Malachi 3:2 is the well-known passage where the Lord says he hated Esau. If that means that the Lord loved Esau less than Jacob, he had a very strange way of showing that lesser love. He says, “Esau have I hated, and laid waste his mountains and his heritage for the jackals of the wilderness. Even though Edom has said, ‘We have been impoverished, but we will return and build the desolate places,'” thus says the LORD of hosts: “They may build, but I will throw down; they shall be called the Territory of Wickedness, and the people against whom the LORD will have indignation forever.” His deeds were not deeds of love, but of hatred. He hates the workers of iniquity (Ps. 5:5).
The same principle applies to Luke 14:26. When Jesus says we must hate family members for his sake, he means more than that we should love them less than we love him. He means that we must be ready to abandon family for his sake and even that, if love for them conflicts with love for Christ, we must hate them in the same way that David hated the Lord’s enemies in Psalm 139: Do I not hate them, O LORD, who hate you?… I hate them with perfect hatred; I count them my enemies. We may find it necessary to pray against them, after the example of many of the prayers against enemies that we find in the Psalms.

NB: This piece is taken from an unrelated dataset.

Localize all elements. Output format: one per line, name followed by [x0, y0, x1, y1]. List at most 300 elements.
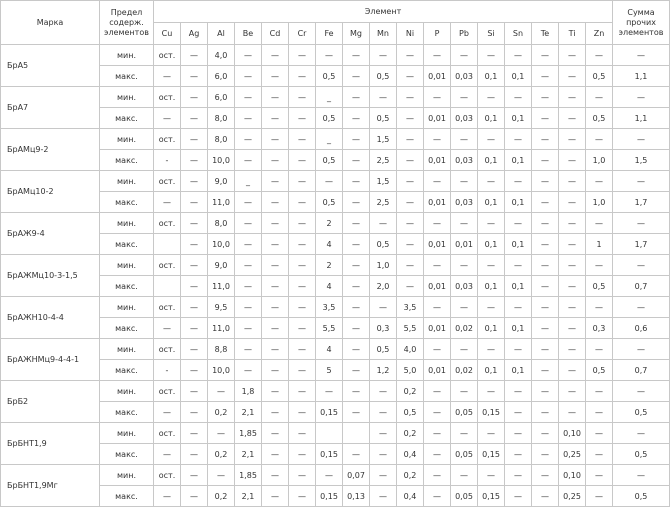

That is not a happy situation. We should pray that God will never require that of us. But we must also recognize that it could happen and be prepared, because of our passionate love for Christ, to leave family and friends and all earth’s good things for his sake.
We must also understand, then, that when John talks about hating our brothers in Christ, he does not necessarily have in mind feelings of revulsion towards them. Instead, he wants us to understand that gossiping about them, neglecting our duties towards them, withdrawing from them because for some reason they make us uncomfortable, injuring them or even failing to help them when they need help are all fundamentally acts of hatred. Love means doing good to them, praying for them and esteeming them more highly than ourselves.